I have a df where there are duplicates that exist for one column. I don't want to simply just keep the first one. I want to take whichever one of those duplicates has a value in the 'verified' column. If there is multiple rows with a value in that column, just take the first row that has a verified value. If none of the duplicates have verified rows, then just keep the first duplicate. It is important that all of the rows have a name value. If they don't have a name value, just replace the NaN with the ID value. I also want to have a list of all of the IDs that don't have a name.
original
df_IDs=
name ID verified
joe 123 213
sally 123
sarah 342
mary 342 643
adam 342 932
sam 214
jill 214
jack 992
NaN 379
NaN 579
desired
df_IDs=
name ID verified
joe 123 213
mary 342 643
sam 214
jack 992
ID/379 379
ID/579 579
no_match=[ID/379, ID/579]
CodePudding user response:
Find duplicate rows in a Dataframe based on all or selected columns.
# Selecting duplicate rows except first
# occurrence based on all columns
duplicate = df[df.duplicated(keep = 'first')]
CodePudding user response:
Here's my best effort attempt at answering your question. The idea is to combine separate dataframes to derive the desired answer.
# Generate Data
data_dict = {
'name': ['joe', 'sally', 'sarah', 'mary', 'adam', 'sam', 'jill', 'jack', np.nan, np.nan],
'ID': [123, 123, 342, 342, 342, 214, 214, 992, 379, 579],
'verified': [213, np.nan, np.nan, 643, 932, np.nan, np.nan, np.nan, np.nan, np.nan]
}
df = pd.DataFrame(data_dict)
# First Part of the Answer
for idx, row in df.iterrows():
if isinstance(row['name'], float):
row = row.copy()
df.at[idx, 'name'] = row['ID']
# Second Part of the Answer
a = df.dropna().drop_duplicates(subset=['ID'])
id_a = a['ID'].unique()
b = df[df['verified'].isna()].drop_duplicates(subset=['ID'])

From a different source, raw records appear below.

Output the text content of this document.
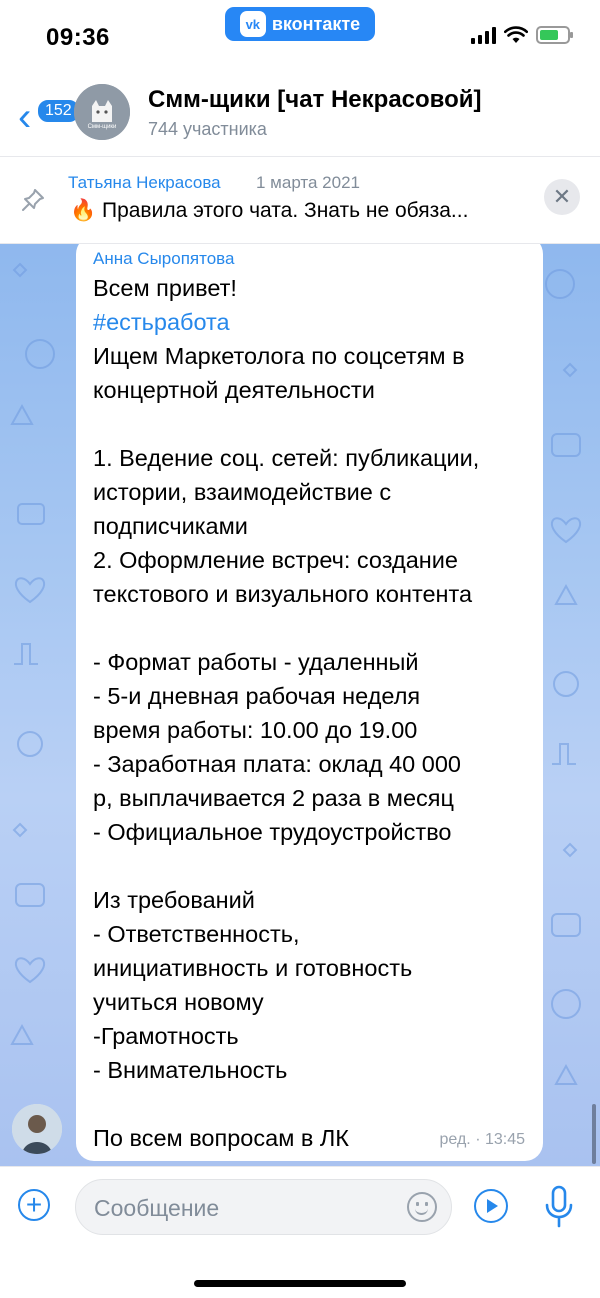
09:36	vk вконтакте
‹ 152
Смм-щики
Смм-щики [чат Некрасовой]
744 участника
Татьяна Некрасова 1 марта 2021
🔥 Правила этого чата. Знать не обяза...
✕
Анна Сыропятова
Всем привет!
#естьработа
Ищем Маркетолога по соцсетям в
концертной деятельности
1. Ведение соц. сетей: публикации,
истории, взаимодействие с
подписчиками
2. Оформление встреч: создание
текстового и визуального контента
- Формат работы - удаленный
- 5-и дневная рабочая неделя
время работы: 10.00 до 19.00
- Заработная плата: оклад 40 000
р, выплачивается 2 раза в месяц
- Официальное трудоустройство
Из требований
- Ответственность,
инициативность и готовность
учиться новому
-Грамотность
- Внимательность
По всем вопросам в ЛК	ред. · 13:45
+
Сообщение
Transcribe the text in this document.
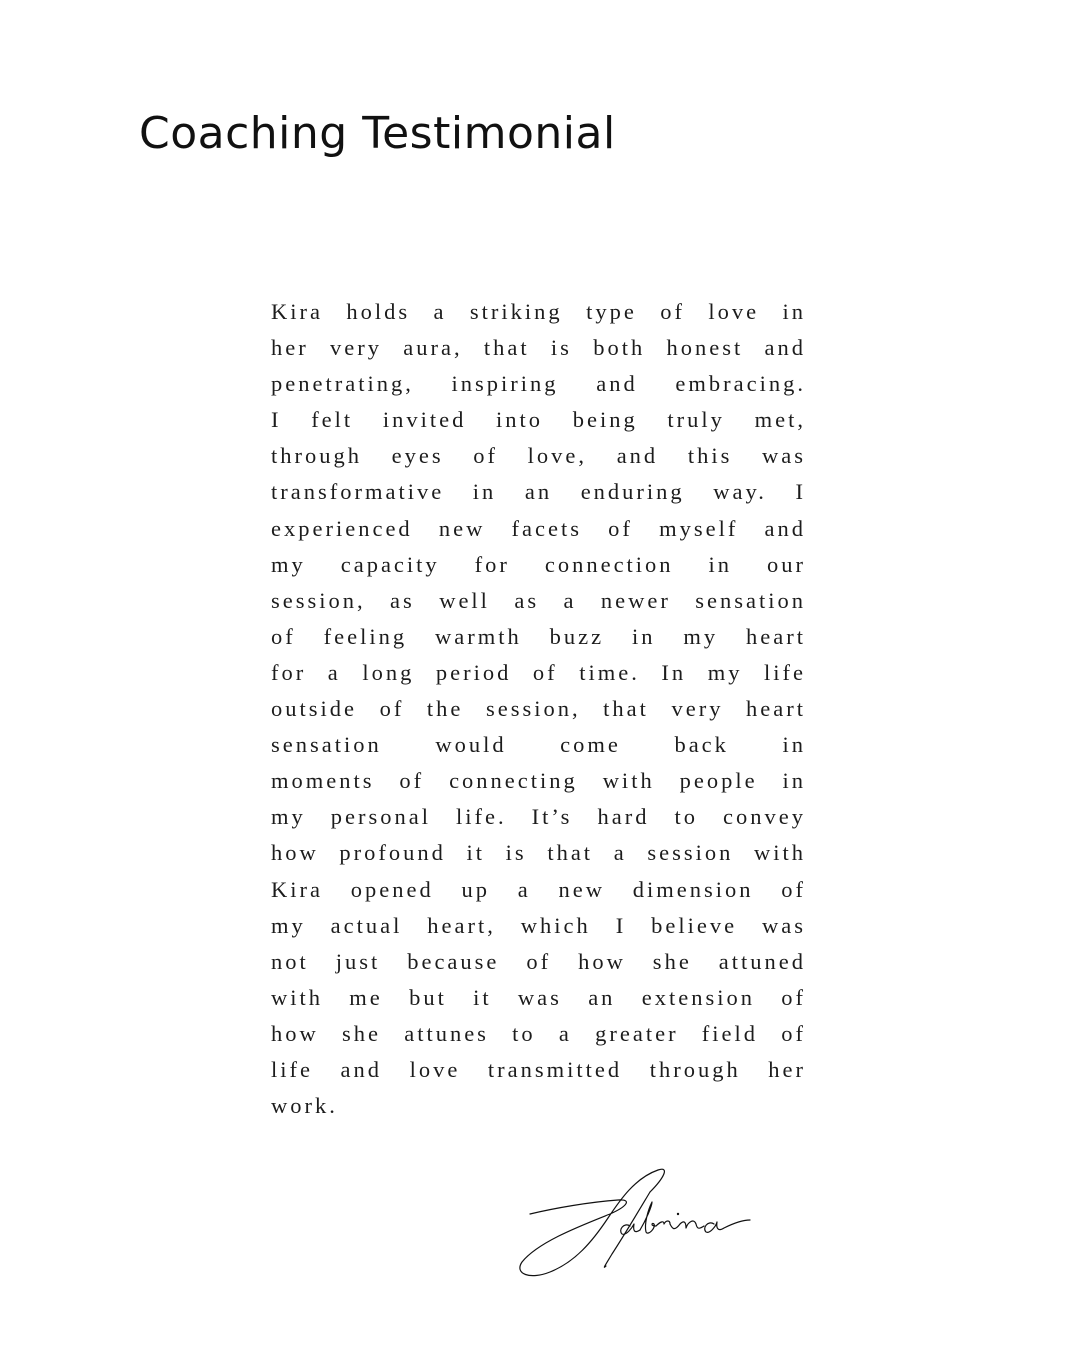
Coaching Testimonial
Kira holds a striking type of love in
her very aura, that is both honest and
penetrating, inspiring and embracing.
I felt invited into being truly met,
through eyes of love, and this was
transformative in an enduring way. I
experienced new facets of myself and
my capacity for connection in our
session, as well as a newer sensation
of feeling warmth buzz in my heart
for a long period of time. In my life
outside of the session, that very heart
sensation would come back in
moments of connecting with people in
my personal life. It’s hard to convey
how profound it is that a session with
Kira opened up a new dimension of
my actual heart, which I believe was
not just because of how she attuned
with me but it was an extension of
how she attunes to a greater field of
life and love transmitted through her
work.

c = b[b['ID'].apply(lambda x: x not in id_a)]
pd.concat([a,c])
First part of the answer addresses "If they don't have a name value, just replace the NaN with the ID value." and the second part of the answer addresses "I want to take whichever one of those duplicates has a value in the 'verified' column. If there is multiple rows with a value in that column, just take the first row that has a verified value. If none of the duplicates have verified rows, then just keep the first duplicate. It is important that all of the rows have a name value."

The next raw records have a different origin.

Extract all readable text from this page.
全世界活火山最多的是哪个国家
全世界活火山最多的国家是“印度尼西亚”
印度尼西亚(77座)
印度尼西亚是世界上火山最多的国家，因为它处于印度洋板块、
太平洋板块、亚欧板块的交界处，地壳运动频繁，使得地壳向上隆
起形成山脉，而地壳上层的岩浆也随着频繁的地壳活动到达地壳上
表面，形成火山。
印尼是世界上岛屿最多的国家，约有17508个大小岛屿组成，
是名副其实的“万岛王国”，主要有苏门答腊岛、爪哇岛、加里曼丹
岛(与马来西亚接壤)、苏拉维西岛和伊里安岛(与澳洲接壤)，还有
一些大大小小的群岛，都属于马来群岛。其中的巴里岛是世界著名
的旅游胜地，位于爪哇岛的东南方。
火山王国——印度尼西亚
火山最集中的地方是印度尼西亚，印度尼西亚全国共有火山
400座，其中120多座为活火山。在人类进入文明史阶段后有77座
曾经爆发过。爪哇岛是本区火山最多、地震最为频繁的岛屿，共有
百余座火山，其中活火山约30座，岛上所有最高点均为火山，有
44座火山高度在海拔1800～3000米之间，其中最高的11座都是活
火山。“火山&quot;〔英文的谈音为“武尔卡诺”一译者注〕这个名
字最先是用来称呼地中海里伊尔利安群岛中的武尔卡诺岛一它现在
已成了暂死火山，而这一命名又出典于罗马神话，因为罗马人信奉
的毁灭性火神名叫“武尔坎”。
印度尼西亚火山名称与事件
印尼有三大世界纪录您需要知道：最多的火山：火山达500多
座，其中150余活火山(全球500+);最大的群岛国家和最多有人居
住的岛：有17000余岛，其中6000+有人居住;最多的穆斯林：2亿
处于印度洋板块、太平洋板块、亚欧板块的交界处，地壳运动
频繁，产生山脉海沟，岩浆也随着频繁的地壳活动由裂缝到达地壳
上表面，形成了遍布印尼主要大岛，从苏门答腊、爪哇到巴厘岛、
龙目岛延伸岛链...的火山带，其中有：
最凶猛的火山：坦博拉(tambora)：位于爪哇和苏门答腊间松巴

CodePudding user response:
Identify the missing names and print the IDs:
print(f"Missing names: {', '.join(df.loc[df['name'].isna(), 'ID'].astype(str))}")
# Missing names: 379, 579
fillna
the names, then get the first non-NA (or first NA if none) per group:
df2 = df.assign(name=df['name'].fillna('ID/' df['ID'].astype(str)))
df2 = df2.loc[df2['verified'].notna().groupby(df['ID'], sort=False).idxmax()]
print(df2)
Output:
name ID verified
0 joe 123 213.0
3 mary 342 643.0
5 sam 214 NaN
7 jack 992 NaN
8 ID/379 379 NaN
9 ID/579 579 NaN